On the Democratic side, the two leading candidates can both spin the result as a win for them.  On the positive side for Hillary Clinton, the Iowa Democratic Party is both extremely white and extremely liberal.  Given the breakdown among the various demographics (men vs. women, moderates vs. liberal vs. very liberal, democrats vs. independents), Secretary Clinton’s results in Iowa would translate into a win by a significant margin in most other states.  Additionally, the key number for Secretary Clinton is 18 — that’s the total swing in delegates that she needs from her totals in 2008 to finish with the most pledged delegates.  Even assuming that every O’Malley delegate to the county (and later) conventions supports Bernie Sanders, she would still finish with a 22-22 delegate split from Iowa.  In 2008, after the district and state conventions, Secretary Clinton trailed President Obama by 24-14 (with 7 for John Edwards).  The ten delegate swing puts Secretary Clinton halfway there (although she will almost certainly give three or four back in New Hampshire).

For Senator Sanders, on the other hand, just finishing close in Iowa allows him to claim that he is a viable candidate.  For the reasons noted above, Senator Sanders needs to show that he can match these results in states with more diverse populations like South Carolina, Nevada, and the Super Tuesday states.  But by finishing close, he gets that chance.

For both candidates, given current polls, New Hampshire is the reverse of the situation heading into Iowa, Thirty-five to 40 percent of the vote state-wide (what the polls currently show for Secretary Clinton) would give Secretary Clinton nine delegates (out of  24).  However, forty-five percent would bump Secretary Clinton up to eleven delegates.  (By comparison, in 2008, Senator Clinton and President Obama got nine delegates each, with four delegates going to Senator Edwards.)  Simply put, right now, the goal for Secretary Clinton is to keep New Hampshire close and be able to spin New Hampshire as a de facto home state for Senator Sanders (as well as being extremely white and extremely liberal).

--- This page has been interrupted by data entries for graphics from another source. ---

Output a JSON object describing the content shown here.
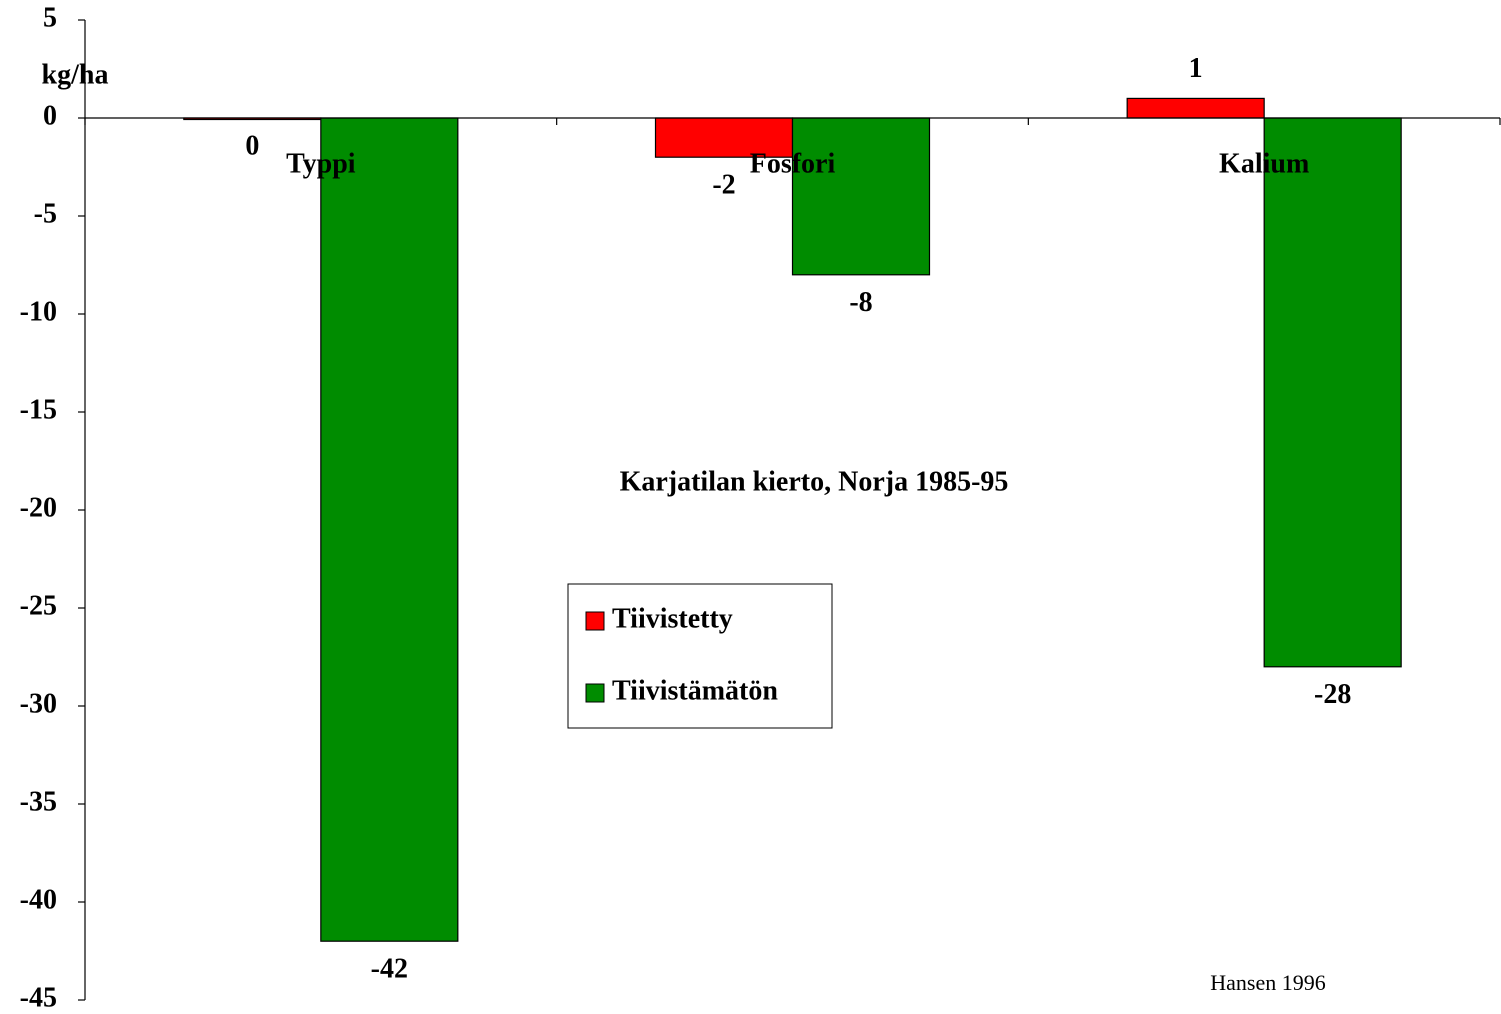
{
  "chart_data": {
    "type": "bar",
    "y_label": "kg/ha",
    "annotation": "Karjatilan kierto, Norja 1985-95",
    "source": "Hansen 1996",
    "categories": [
      "Typpi",
      "Fosfori",
      "Kalium"
    ],
    "series": [
      {
        "name": "Tiivistetty",
        "color": "#ff0000",
        "values": [
          0,
          -2,
          1
        ]
      },
      {
        "name": "Tiivistämätön",
        "color": "#008c00",
        "values": [
          -42,
          -8,
          -28
        ]
      }
    ],
    "ylim": [
      -45,
      5
    ],
    "yticks": [
      -45,
      -40,
      -35,
      -30,
      -25,
      -20,
      -15,
      -10,
      -5,
      0,
      5
    ],
    "grid": false,
    "legend": "center"
  }
}
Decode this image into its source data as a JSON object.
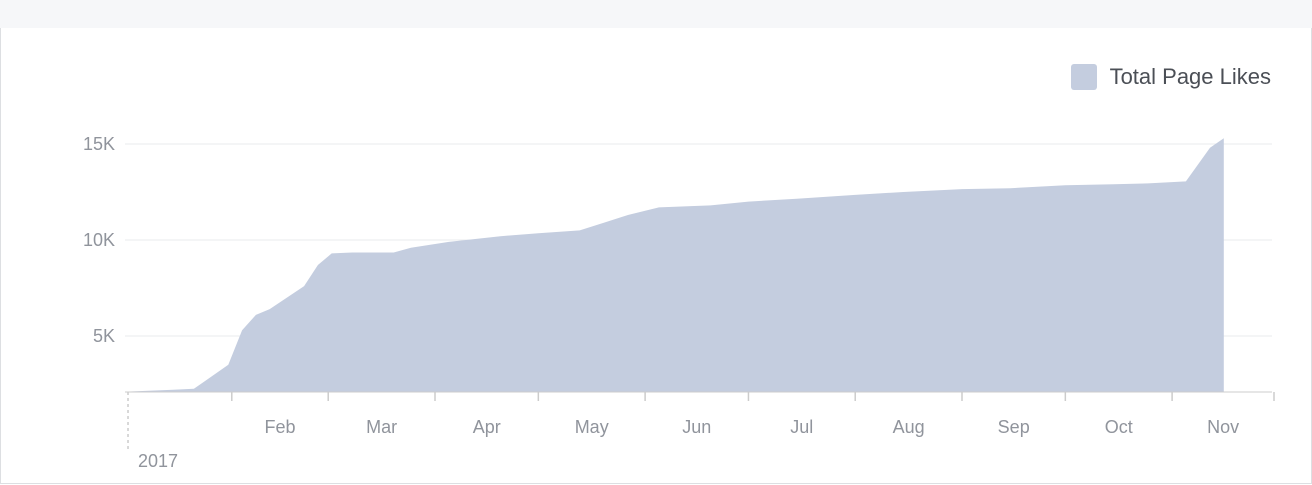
{
  "chart_data": {
    "type": "area",
    "title": "",
    "xlabel": "",
    "ylabel": "",
    "legend": {
      "position": "top-right",
      "label": "Total Page Likes"
    },
    "colors": {
      "area": "#c4cddf",
      "grid": "#e9ebee",
      "axis": "#cccccc",
      "tick_text": "#90949c"
    },
    "grid": true,
    "ylim": [
      0,
      15500
    ],
    "y_ticks": [
      {
        "value": 5000,
        "label": "5K"
      },
      {
        "value": 10000,
        "label": "10K"
      },
      {
        "value": 15000,
        "label": "15K"
      }
    ],
    "x_domain": [
      "2017-01-01",
      "2017-11-30"
    ],
    "x_ticks": [
      {
        "date": "2017-02-01",
        "label": "Feb"
      },
      {
        "date": "2017-03-01",
        "label": "Mar"
      },
      {
        "date": "2017-04-01",
        "label": "Apr"
      },
      {
        "date": "2017-05-01",
        "label": "May"
      },
      {
        "date": "2017-06-01",
        "label": "Jun"
      },
      {
        "date": "2017-07-01",
        "label": "Jul"
      },
      {
        "date": "2017-08-01",
        "label": "Aug"
      },
      {
        "date": "2017-09-01",
        "label": "Sep"
      },
      {
        "date": "2017-10-01",
        "label": "Oct"
      },
      {
        "date": "2017-11-01",
        "label": "Nov"
      }
    ],
    "year_label": "2017",
    "series": [
      {
        "name": "Total Page Likes",
        "points": [
          {
            "x": "2017-01-01",
            "y": 2100
          },
          {
            "x": "2017-01-15",
            "y": 2200
          },
          {
            "x": "2017-01-21",
            "y": 2250
          },
          {
            "x": "2017-01-31",
            "y": 3500
          },
          {
            "x": "2017-02-04",
            "y": 5300
          },
          {
            "x": "2017-02-08",
            "y": 6100
          },
          {
            "x": "2017-02-12",
            "y": 6400
          },
          {
            "x": "2017-02-22",
            "y": 7600
          },
          {
            "x": "2017-02-26",
            "y": 8700
          },
          {
            "x": "2017-03-02",
            "y": 9300
          },
          {
            "x": "2017-03-08",
            "y": 9350
          },
          {
            "x": "2017-03-20",
            "y": 9350
          },
          {
            "x": "2017-03-25",
            "y": 9600
          },
          {
            "x": "2017-04-05",
            "y": 9900
          },
          {
            "x": "2017-04-20",
            "y": 10200
          },
          {
            "x": "2017-05-01",
            "y": 10350
          },
          {
            "x": "2017-05-13",
            "y": 10500
          },
          {
            "x": "2017-05-20",
            "y": 10900
          },
          {
            "x": "2017-05-27",
            "y": 11300
          },
          {
            "x": "2017-06-05",
            "y": 11700
          },
          {
            "x": "2017-06-20",
            "y": 11800
          },
          {
            "x": "2017-07-01",
            "y": 12000
          },
          {
            "x": "2017-07-15",
            "y": 12150
          },
          {
            "x": "2017-08-01",
            "y": 12350
          },
          {
            "x": "2017-08-15",
            "y": 12500
          },
          {
            "x": "2017-09-01",
            "y": 12650
          },
          {
            "x": "2017-09-15",
            "y": 12700
          },
          {
            "x": "2017-10-01",
            "y": 12850
          },
          {
            "x": "2017-10-15",
            "y": 12900
          },
          {
            "x": "2017-10-25",
            "y": 12950
          },
          {
            "x": "2017-11-05",
            "y": 13050
          },
          {
            "x": "2017-11-12",
            "y": 14800
          },
          {
            "x": "2017-11-16",
            "y": 15300
          }
        ]
      }
    ]
  }
}
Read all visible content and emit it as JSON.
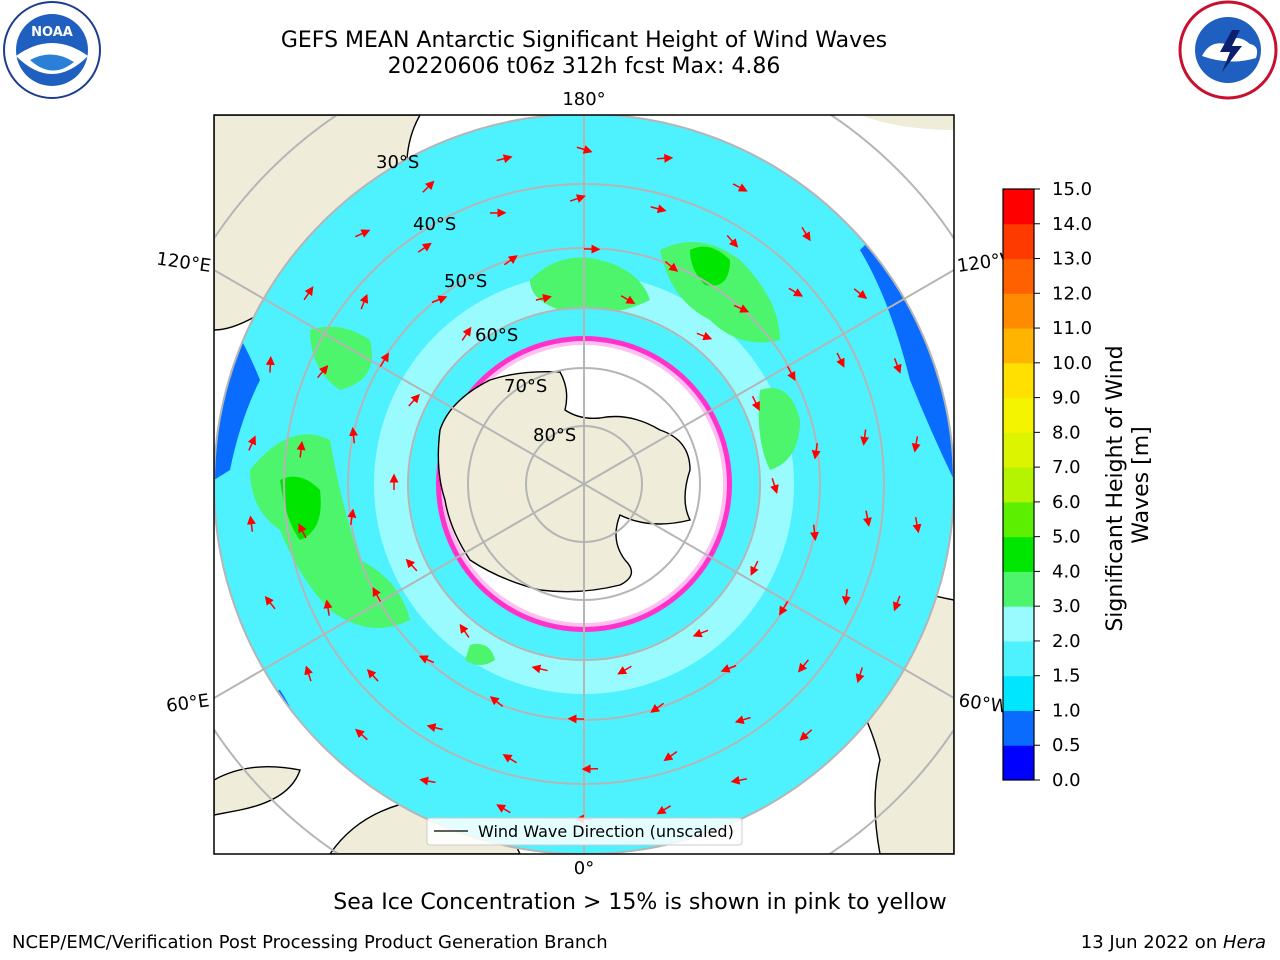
{
  "header": {
    "title_line1": "GEFS MEAN Antarctic Significant Height of Wind Waves",
    "title_line2": "20220606 t06z 312h fcst   Max: 4.86"
  },
  "logos": {
    "left": "noara-logo",
    "left_ring_text": "NATIONAL OCEANIC AND ATMOSPHERIC ADMINISTRATION · U.S. DEPARTMENT OF COMMERCE",
    "left_center_text": "NOAA",
    "right": "nws-logo",
    "right_ring_text": "NATIONAL WEATHER SERVICE"
  },
  "map": {
    "longitude_labels": [
      "180°",
      "120°E",
      "120°W",
      "60°E",
      "60°W",
      "0°"
    ],
    "latitude_labels": [
      "30°S",
      "40°S",
      "50°S",
      "60°S",
      "70°S",
      "80°S"
    ],
    "legend_label": "Wind Wave Direction (unscaled)"
  },
  "colorbar": {
    "label": "Significant Height of Wind Waves [m]",
    "ticks": [
      "0.0",
      "0.5",
      "1.0",
      "1.5",
      "2.0",
      "3.0",
      "4.0",
      "5.0",
      "6.0",
      "7.0",
      "8.0",
      "9.0",
      "10.0",
      "11.0",
      "12.0",
      "13.0",
      "14.0",
      "15.0"
    ],
    "colors": [
      "#0000ff",
      "#0a6cff",
      "#00e6ff",
      "#4ef2ff",
      "#9afbff",
      "#4cf56c",
      "#00e600",
      "#5cf000",
      "#b4f400",
      "#dcf400",
      "#f4f400",
      "#ffe000",
      "#ffb400",
      "#ff8c00",
      "#ff6000",
      "#ff3a00",
      "#ff0000"
    ]
  },
  "footer": {
    "caption": "Sea Ice Concentration > 15% is shown in pink to yellow",
    "credit": "NCEP/EMC/Verification Post Processing Product Generation Branch",
    "date_prefix": "13 Jun 2022 on ",
    "date_machine": "Hera"
  }
}
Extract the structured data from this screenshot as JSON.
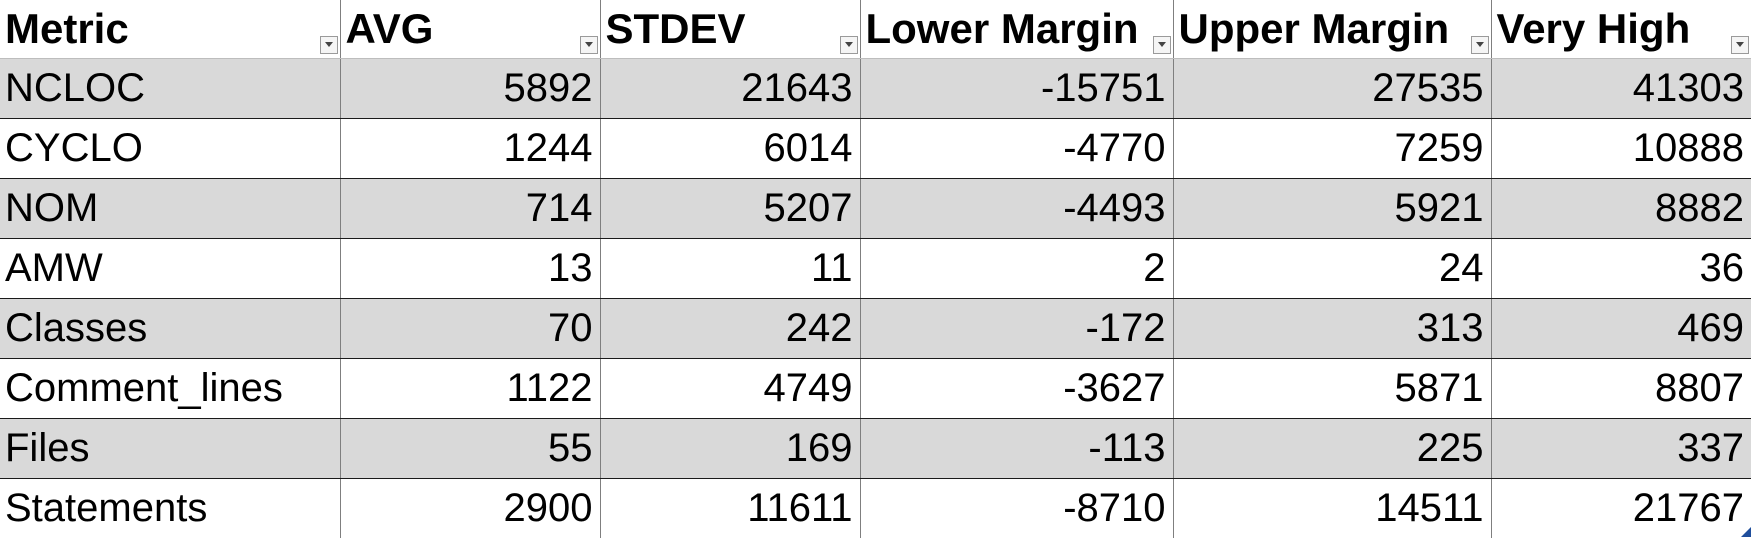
{
  "table": {
    "headers": [
      "Metric",
      "AVG",
      "STDEV",
      "Lower Margin",
      "Upper Margin",
      "Very High"
    ],
    "rows": [
      {
        "metric": "NCLOC",
        "avg": "5892",
        "stdev": "21643",
        "lower": "-15751",
        "upper": "27535",
        "high": "41303"
      },
      {
        "metric": "CYCLO",
        "avg": "1244",
        "stdev": "6014",
        "lower": "-4770",
        "upper": "7259",
        "high": "10888"
      },
      {
        "metric": "NOM",
        "avg": "714",
        "stdev": "5207",
        "lower": "-4493",
        "upper": "5921",
        "high": "8882"
      },
      {
        "metric": "AMW",
        "avg": "13",
        "stdev": "11",
        "lower": "2",
        "upper": "24",
        "high": "36"
      },
      {
        "metric": "Classes",
        "avg": "70",
        "stdev": "242",
        "lower": "-172",
        "upper": "313",
        "high": "469"
      },
      {
        "metric": "Comment_lines",
        "avg": "1122",
        "stdev": "4749",
        "lower": "-3627",
        "upper": "5871",
        "high": "8807"
      },
      {
        "metric": "Files",
        "avg": "55",
        "stdev": "169",
        "lower": "-113",
        "upper": "225",
        "high": "337"
      },
      {
        "metric": "Statements",
        "avg": "2900",
        "stdev": "11611",
        "lower": "-8710",
        "upper": "14511",
        "high": "21767"
      }
    ]
  },
  "colors": {
    "band_shade": "#d9d9d9",
    "band_plain": "#ffffff",
    "resize_handle": "#1f4e9c"
  },
  "icons": {
    "filter": "filter-dropdown-icon",
    "resize": "table-resize-handle-icon"
  }
}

For Martin O’Malley, Iowa was it.  While some Democrats would like for there to be a third moderate candidate in the race just in case the Republicans find something negative that would actually hurt Secretary Clinton, Governor O’Malley was not it.  Even in his best counties, Governor O’Malley finished short of 15% of the delegates.  As such, even if he had stayed in the race, his supporters would have had to switch to another candidate at the county conventions.

In a mere five days, the results in New Hampshire will give us some idea whether Iowa has added clarity to the races or if the Iowa results were merely sound and fury signifying nothing.